Il primo contiene una mappatura degli immobili, e consentirebbe di far emergere il sommerso. Il secondo, invece, allinea il valore catastale a quello di mercato degli edifici. Questo secondo punto, anche sulla base di elaborazioni stilate da Confedilizia, avrebbe una serie di conseguenze importanti (negativamente) sulle tasche degli italiani. Più tasse, la modifica degli indicatori Isee, l’applicazione dell’Imu anche su prime case oggi esenti, perché non considerate di pregio ma che potrebbero diventarlo. Va bene che tutto questo sarebbe a far data dal 2026, ma in ogni caso contraddirebbe il racconto politico di 28 anni di berlusconismo, che ha fatto della difesa del mattone un punto identitario. Divenuto qualificante pure per la Lega, attenta nell’era salviniana alle sensibilità del ceto medio. Al momento siamo al muro contro muro, con un centrodestra che si è mostrato compatto, sia nella quota governativa (con i centristi di Noi con l’Italia i quali, al contrario di un primo momento, si sono messi sulla stessa posizione degli alleati), sia in quella all’opposizione di Fratelli d’Italia.

Altro punto dolente, la riforma della giustizia. L’accordo trovato su elezione Csm, porte girevoli, separazione delle funzioni e valutazione dei magistrati non soddisfa Italia Viva. Così è stato lo stesso Matteo Renzi a mettere nero su bianco le criticità sulla sua E-news. “Il vero problema dello strapotere delle correnti e del fatto che chi sbaglia non paga mai, con la riforma Cartabia non si risolve. Le correnti continueranno a fare il bello e il cattivo tempo nel Csm. Peccato, un’occasione persa”.

Risultato? “Siamo gli unici che non voteranno a favore”. I punti critici, peraltro non finiscono qui. Conte, in una recente intervista a Repubblica, ha rimesso sul tavolo la questione del salario minimo, e i pentastellati stanno sottolineando la necessità di modificare la normativa del bonus 110%, per via delle difficoltà che stanno riscontrando le imprese a mandare avanti i cantieri a causa dell’aumento delle materie prime. Sempre sul piano dei rapporti con le imprese, peraltro, è sempre pendente il dossier balneari, dove Lega e Forza Italia fanno asse a difesa delle imprese storiche che rischiano di vedere messe in discussione le loro concessioni dopo decenni di lavoro e investimenti.
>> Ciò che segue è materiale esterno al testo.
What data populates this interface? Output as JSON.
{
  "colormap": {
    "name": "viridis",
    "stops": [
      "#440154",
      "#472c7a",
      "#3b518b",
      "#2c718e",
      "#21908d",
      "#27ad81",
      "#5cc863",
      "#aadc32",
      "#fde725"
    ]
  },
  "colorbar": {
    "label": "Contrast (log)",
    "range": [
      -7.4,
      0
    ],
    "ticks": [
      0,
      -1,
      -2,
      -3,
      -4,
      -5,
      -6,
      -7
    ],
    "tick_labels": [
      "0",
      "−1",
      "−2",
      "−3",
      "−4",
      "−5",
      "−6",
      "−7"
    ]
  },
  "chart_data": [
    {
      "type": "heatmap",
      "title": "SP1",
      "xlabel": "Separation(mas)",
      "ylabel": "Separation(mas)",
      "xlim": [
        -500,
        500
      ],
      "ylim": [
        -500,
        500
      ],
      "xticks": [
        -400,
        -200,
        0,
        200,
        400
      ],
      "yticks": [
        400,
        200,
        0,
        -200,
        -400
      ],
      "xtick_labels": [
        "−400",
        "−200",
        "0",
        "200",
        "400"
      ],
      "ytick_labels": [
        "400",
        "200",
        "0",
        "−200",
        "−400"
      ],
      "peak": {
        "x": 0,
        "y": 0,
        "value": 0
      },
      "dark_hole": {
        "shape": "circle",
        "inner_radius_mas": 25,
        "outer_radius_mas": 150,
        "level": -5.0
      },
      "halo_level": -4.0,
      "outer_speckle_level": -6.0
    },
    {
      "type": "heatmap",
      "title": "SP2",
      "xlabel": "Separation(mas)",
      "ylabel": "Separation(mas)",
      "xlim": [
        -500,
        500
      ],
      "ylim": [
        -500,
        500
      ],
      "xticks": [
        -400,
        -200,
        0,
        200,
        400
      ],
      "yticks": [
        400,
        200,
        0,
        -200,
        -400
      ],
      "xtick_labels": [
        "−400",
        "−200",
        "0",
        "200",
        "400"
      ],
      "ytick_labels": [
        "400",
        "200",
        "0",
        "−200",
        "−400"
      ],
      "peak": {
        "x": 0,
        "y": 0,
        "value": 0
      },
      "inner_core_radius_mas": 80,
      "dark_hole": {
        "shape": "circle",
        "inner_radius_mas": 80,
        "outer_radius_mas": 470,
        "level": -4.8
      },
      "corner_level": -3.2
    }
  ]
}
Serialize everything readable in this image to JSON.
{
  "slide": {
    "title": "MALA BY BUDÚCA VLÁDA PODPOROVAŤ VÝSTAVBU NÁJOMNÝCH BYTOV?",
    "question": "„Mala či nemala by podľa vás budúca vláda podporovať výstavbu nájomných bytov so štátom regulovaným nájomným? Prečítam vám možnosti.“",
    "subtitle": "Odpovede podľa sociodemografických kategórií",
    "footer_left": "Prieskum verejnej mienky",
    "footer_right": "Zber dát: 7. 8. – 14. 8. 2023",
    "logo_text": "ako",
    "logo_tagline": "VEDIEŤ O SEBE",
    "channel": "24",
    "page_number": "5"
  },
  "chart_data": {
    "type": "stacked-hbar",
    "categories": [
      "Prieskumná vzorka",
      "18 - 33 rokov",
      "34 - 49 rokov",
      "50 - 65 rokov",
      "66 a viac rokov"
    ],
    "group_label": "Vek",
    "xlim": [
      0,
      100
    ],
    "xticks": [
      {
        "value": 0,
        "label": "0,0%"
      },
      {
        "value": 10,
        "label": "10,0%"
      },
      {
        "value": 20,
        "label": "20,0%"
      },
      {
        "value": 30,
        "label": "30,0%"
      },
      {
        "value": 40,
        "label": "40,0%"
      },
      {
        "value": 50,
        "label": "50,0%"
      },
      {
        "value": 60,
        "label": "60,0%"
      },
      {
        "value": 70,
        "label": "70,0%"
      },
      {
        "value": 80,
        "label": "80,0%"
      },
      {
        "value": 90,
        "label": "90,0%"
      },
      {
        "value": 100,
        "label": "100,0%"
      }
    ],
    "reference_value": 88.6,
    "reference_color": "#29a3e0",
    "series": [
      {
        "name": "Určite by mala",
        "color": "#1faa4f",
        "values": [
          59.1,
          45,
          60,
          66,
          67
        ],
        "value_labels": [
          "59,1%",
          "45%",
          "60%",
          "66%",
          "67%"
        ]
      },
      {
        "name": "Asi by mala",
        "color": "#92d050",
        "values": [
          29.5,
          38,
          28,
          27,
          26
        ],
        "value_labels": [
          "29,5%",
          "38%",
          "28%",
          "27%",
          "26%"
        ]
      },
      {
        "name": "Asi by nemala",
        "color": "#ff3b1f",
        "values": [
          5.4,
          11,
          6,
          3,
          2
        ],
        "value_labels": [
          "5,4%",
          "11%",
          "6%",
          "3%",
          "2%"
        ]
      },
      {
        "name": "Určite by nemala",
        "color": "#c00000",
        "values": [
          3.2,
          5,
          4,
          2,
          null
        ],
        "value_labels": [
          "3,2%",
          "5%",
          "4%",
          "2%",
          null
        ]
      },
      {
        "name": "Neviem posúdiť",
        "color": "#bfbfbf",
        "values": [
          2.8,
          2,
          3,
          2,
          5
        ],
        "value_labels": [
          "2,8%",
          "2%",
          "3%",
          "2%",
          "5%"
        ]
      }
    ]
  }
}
Inoltre c’è tutto il tema sicurezza che costituisce un altro fattore di criticità.  Il partito di Matteo Salvini non ha mai avuto idillio con la scelta di continuità adottata nel passaggio dal Conte2 di mantenere Luciana Lamorgese al ministero dell’Interno. Così, oggi a fronte della doverosa partecipazione all’accoglienza degli ucraini riconosciut anche da via Bellerio (su cui si stanno dando da fare anche presidente di regioni e sindaci del partito), viene imputata al governo un’attenzione minore del necessario per la rotta mediterranea, che ha ripreso ad animarsi con l’avvio della bella stagione. E che rischia di esserlo sempre di più nelle settimane e nei mesi che verranno.